101 Ideas for JSONP - Idea #1: RSS to JSONP

I've been working with lots of Ajax projects that make use of JSONP. JSONP is basically wrapping JSON in a callback script. So a return such as the following

callback({"IBM":"82.53"});

allows you to include the call as a script tag, for example

var script = document.createElement("script");
script.src = 'http://remoteserver/stockquote?symbol=IBM&callback=renderQuotes';
script.type = 'text/javascript';
document.body.appendChild(script);

will dynamically add a script to our page which will call back an already existing function renderQuotes in our page. This technique is very useful if you are including Ajax widgets on remote sites or using bookmarklets or GreaseMonkey scripts to pull information from remote servers.

Now you can use some ready made JSONP capable web services to build your applications and mashups -- certainly Yahoo has quite a few -- but that won't get you all of the types of information that you might want. Proxying other sites and sources of information and turning the results into JSON is a good way of getting the content you need.

I'm starting a little series called "101 Ideas for JSONP," where I'll give 101 different techniques, sources and ideas for getting information into a JSONP service.

Idea #1: RSS to JSONP

RSS is an XML format for content syndication widely used by just about everybody. The JSON library from json.org is a handy little utility library that allows you to convert JSON to and from XML and Java Objects.

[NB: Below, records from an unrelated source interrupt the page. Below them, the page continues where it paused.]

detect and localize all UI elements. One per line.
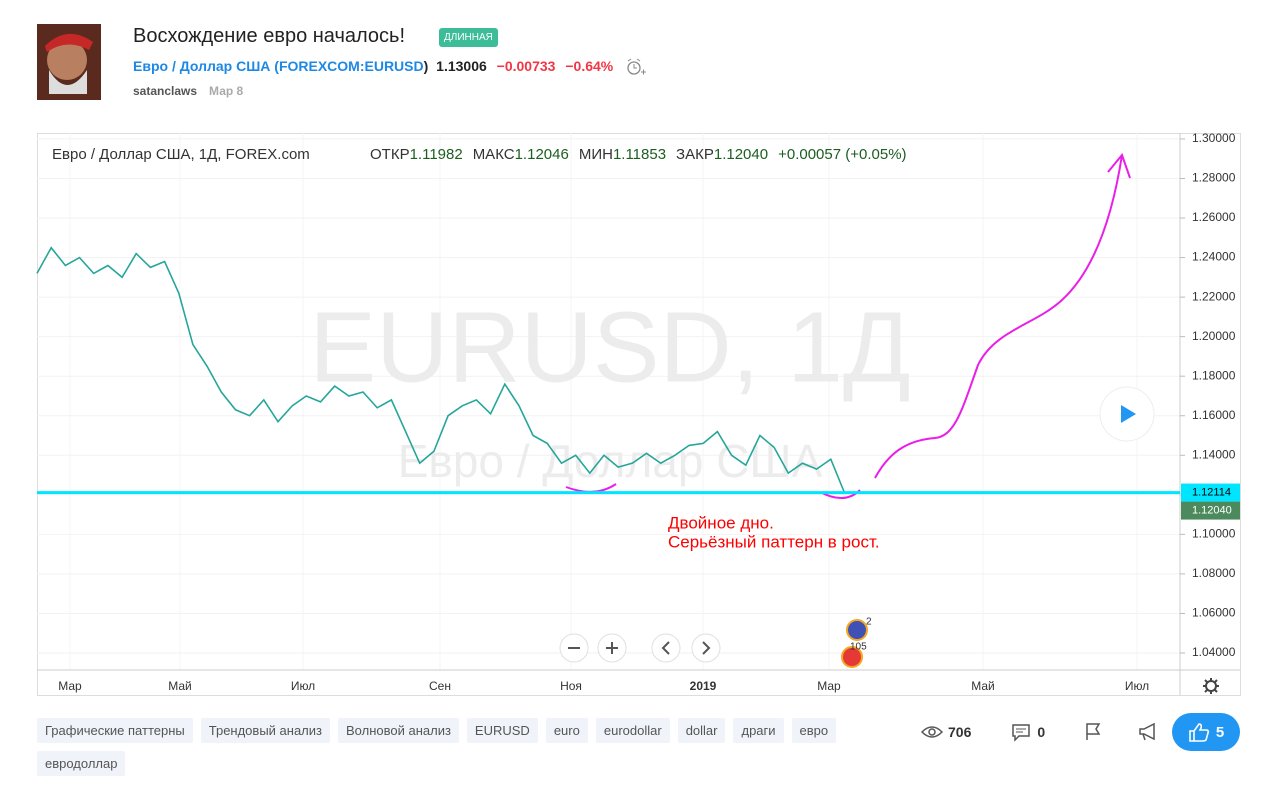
y-tick-label: 1.18000 bbox=[1192, 368, 1236, 382]
direction-badge: ДЛИННАЯ bbox=[439, 28, 498, 47]
ohlc-value: 1.12040 bbox=[714, 146, 768, 163]
tag[interactable]: евро bbox=[791, 718, 837, 743]
settings-icon[interactable] bbox=[1203, 678, 1219, 694]
price-line bbox=[36, 246, 846, 495]
x-tick-label: Мар bbox=[817, 679, 841, 693]
comments-count: 0 bbox=[1037, 724, 1046, 740]
y-tick-label: 1.06000 bbox=[1192, 606, 1236, 620]
y-tick-label: 1.24000 bbox=[1192, 250, 1236, 264]
y-tick-label: 1.26000 bbox=[1192, 210, 1236, 224]
y-tick-label: 1.14000 bbox=[1192, 447, 1236, 461]
avatar[interactable] bbox=[37, 24, 101, 100]
scroll-left[interactable] bbox=[651, 633, 681, 663]
price-change: −0.00733 bbox=[496, 58, 556, 74]
tag[interactable]: евродоллар bbox=[37, 751, 126, 776]
alert-icon[interactable] bbox=[625, 58, 647, 76]
ohlc-label: МИН bbox=[579, 146, 613, 163]
event-count: 2 bbox=[866, 617, 872, 628]
event-count: 105 bbox=[850, 642, 867, 653]
publish-date: Мар 8 bbox=[209, 84, 244, 98]
symbol-name[interactable]: Евро / Доллар США bbox=[133, 58, 271, 74]
y-tick-label: 1.28000 bbox=[1192, 171, 1236, 185]
x-tick-label: Июл bbox=[1125, 679, 1149, 693]
ohlc-label: ЗАКР bbox=[676, 146, 714, 163]
x-tick-label: Июл bbox=[291, 679, 315, 693]
ohlc-value: 1.11982 bbox=[410, 146, 463, 163]
tag[interactable]: euro bbox=[545, 718, 588, 743]
price-change-pct: −0.64% bbox=[565, 58, 614, 74]
tag-list: Графические паттерны Трендовый анализ Волн… bbox=[37, 718, 837, 776]
y-tick-label: 1.04000 bbox=[1192, 645, 1236, 659]
y-tick-label: 1.08000 bbox=[1192, 566, 1236, 580]
like-button[interactable]: 5 bbox=[1172, 713, 1240, 751]
x-tick-label: Май bbox=[971, 679, 995, 693]
tag[interactable]: Волновой анализ bbox=[338, 718, 459, 743]
annotation: Серьёзный паттерн в рост. bbox=[668, 532, 880, 551]
ohlc-label: ОТКР bbox=[370, 146, 410, 163]
chart-frame bbox=[37, 133, 1241, 696]
annotation: Двойное дно. bbox=[668, 513, 774, 532]
author[interactable]: satanclaws bbox=[133, 84, 198, 98]
ohlc-value: 1.11853 bbox=[613, 146, 666, 163]
zoom-controls bbox=[559, 633, 721, 663]
y-tick-label: 1.30000 bbox=[1192, 131, 1236, 145]
share-icon[interactable] bbox=[1137, 722, 1159, 742]
scroll-right[interactable] bbox=[691, 633, 721, 663]
x-tick-label: Сен bbox=[429, 679, 451, 693]
level-badge bbox=[1181, 483, 1240, 502]
tag[interactable]: dollar bbox=[677, 718, 726, 743]
flag-icon[interactable] bbox=[1083, 722, 1103, 742]
chart: EURUSD, 1Д Евро / Доллар США Евро / Долл… bbox=[36, 131, 1241, 696]
ohlc-value: 1.12046 bbox=[515, 146, 569, 163]
x-tick-label: 2019 bbox=[690, 679, 717, 693]
event-us[interactable] bbox=[841, 646, 863, 668]
comments-icon[interactable] bbox=[1011, 722, 1031, 742]
event-eu[interactable] bbox=[846, 619, 868, 641]
tag[interactable]: Трендовый анализ bbox=[200, 718, 330, 743]
change-text: +0.00057 (+0.05%) bbox=[778, 146, 906, 163]
x-tick-label: Ноя bbox=[560, 679, 582, 693]
x-tick-label: Мар bbox=[58, 679, 82, 693]
y-tick-label: 1.16000 bbox=[1192, 408, 1236, 422]
y-tick-label: 1.20000 bbox=[1192, 329, 1236, 343]
idea-title: Восхождение евро началось! bbox=[133, 25, 406, 47]
stats: 706 0 bbox=[920, 713, 1159, 751]
price: 1.13006 bbox=[436, 58, 487, 74]
tag[interactable]: eurodollar bbox=[595, 718, 670, 743]
tag[interactable]: драги bbox=[733, 718, 784, 743]
tag[interactable]: Графические паттерны bbox=[37, 718, 193, 743]
watermark: EURUSD, 1Д bbox=[309, 291, 910, 403]
last-price-badge bbox=[1181, 501, 1240, 520]
views-count: 706 bbox=[948, 724, 972, 740]
forecast-arrow bbox=[874, 152, 1131, 479]
legend-title: Евро / Доллар США, 1Д, FOREX.com bbox=[52, 146, 310, 163]
y-tick-label: 1.10000 bbox=[1192, 527, 1236, 541]
last-price-label: 1.12040 bbox=[1192, 504, 1232, 516]
author-line: satanclaws Мар 8 bbox=[133, 84, 243, 98]
symbol-line: Евро / Доллар США (FOREXCOM:EURUSD) 1.13… bbox=[133, 58, 647, 76]
tag[interactable]: EURUSD bbox=[466, 718, 538, 743]
x-tick-label: Май bbox=[168, 679, 192, 693]
y-tick-label: 1.22000 bbox=[1192, 289, 1236, 303]
level-label: 1.12114 bbox=[1192, 486, 1231, 498]
symbol-code[interactable]: FOREXCOM:EURUSD bbox=[278, 58, 424, 74]
views-icon bbox=[920, 726, 944, 738]
ohlc-label: МАКС bbox=[473, 146, 515, 163]
likes-count: 5 bbox=[1215, 723, 1225, 741]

Combine the two and you've got an easy way of providing a JSONP service.

I've got an example of this right here that takes the RSS feed for New York City resumes from Craig's List and transforms it into JSONP.

resumes

The above widget updates every 30 seconds (you can look at the Javascript file that populates it from the proxy server here). The code we use to get the RSS and transform it into JSONP is pretty basic. The one thing to note in the code below is that the org.json.XML class doesn't allow for streaming. That means we have to read the whole RSS feed into memory in order to convert it. That's really not an issue in most cases with RSS feeds, but it's a gap that I'll try to remedy at some point in the near future.

package com.pathf.demo.jsonideas;

import org.apache.commons.httpclient.HttpClient;
import org.apache.commons.httpclient.MultiThreadedHttpConnectionManager;
import org.apache.commons.httpclient.methods.GetMethod;
import org.apache.commons.logging.Log;
import org.apache.commons.logging.LogFactory;
import org.json.XML;
import org.json.JSONException;
import java.io.IOException;

public class RSSGetter {
private HttpClient httpClient;
private Log log = LogFactory.getLog(RSSGetter.class);

public RSSGetter() {
httpClient = new HttpClient(new MultiThreadedHttpConnectionManager());
}

public String getRSS(String uri) {
// we get it as a string, since the JSON lib doesn't handle streams
GetMethod get = new GetMethod(uri);
get.setFollowRedirects(true);
try {
httpClient.executeMethod(get);
return get.getResponseBodyAsString();
} catch (IOException e) {
log.error("Problem getting rss feed " + uri, e);
return "Problem getting RSS feed";
}
}

public String getJSONRSS(String uri) {
try {
return XML.toJSONObject(getRSS(uri)).toString();
} catch (JSONException e) {
e.printStackTrace();  //To change body of catch statement use File | Settings | File Templates.
return "{\"Result\":\"Error\"}";
}
}
}

The servlet below just wraps the result of the RSS retrieval in the callback function that is passed as a parameter. If no callback parameter is passed, it reverts to plain old JSON.

package com.pathf.demo.jsonideas;

import javax.servlet.http.HttpServlet;
import javax.servlet.http.HttpServletRequest;
import javax.servlet.http.HttpServletResponse;
import javax.servlet.ServletException;
import javax.servlet.ServletConfig;
import java.io.IOException;

public class NYCResumeServlet extends HttpServlet {
private RSSGetter rss = null;
private static final String NYC_RESUMES = "http://newyork.craigslist.org/res/index.rss";

protected void doGet(HttpServletRequest httpServletRequest, HttpServletResponse httpServletResponse) throws ServletException, IOException {
httpServletResponse.setContentType("text/javascript");
String callback = httpServletRequest.getParameter("callback");
String json = rss.getJSONRSS(NYC_RESUMES);
if (callback == null) {
httpServletResponse.getOutputStream().println(json);
} else {
httpServletResponse.getOutputStream().println(callback + "(" + json + ");");
}
}

public void init(ServletConfig servletConfig) throws ServletException {
super.init(servletConfig);
rss = new RSSGetter();
}
}

There are other ways of pulling in an RSS feed via JSONP, some of which will allow us to use the browser's machinery for operating on XML to transform and add content via remote widgets.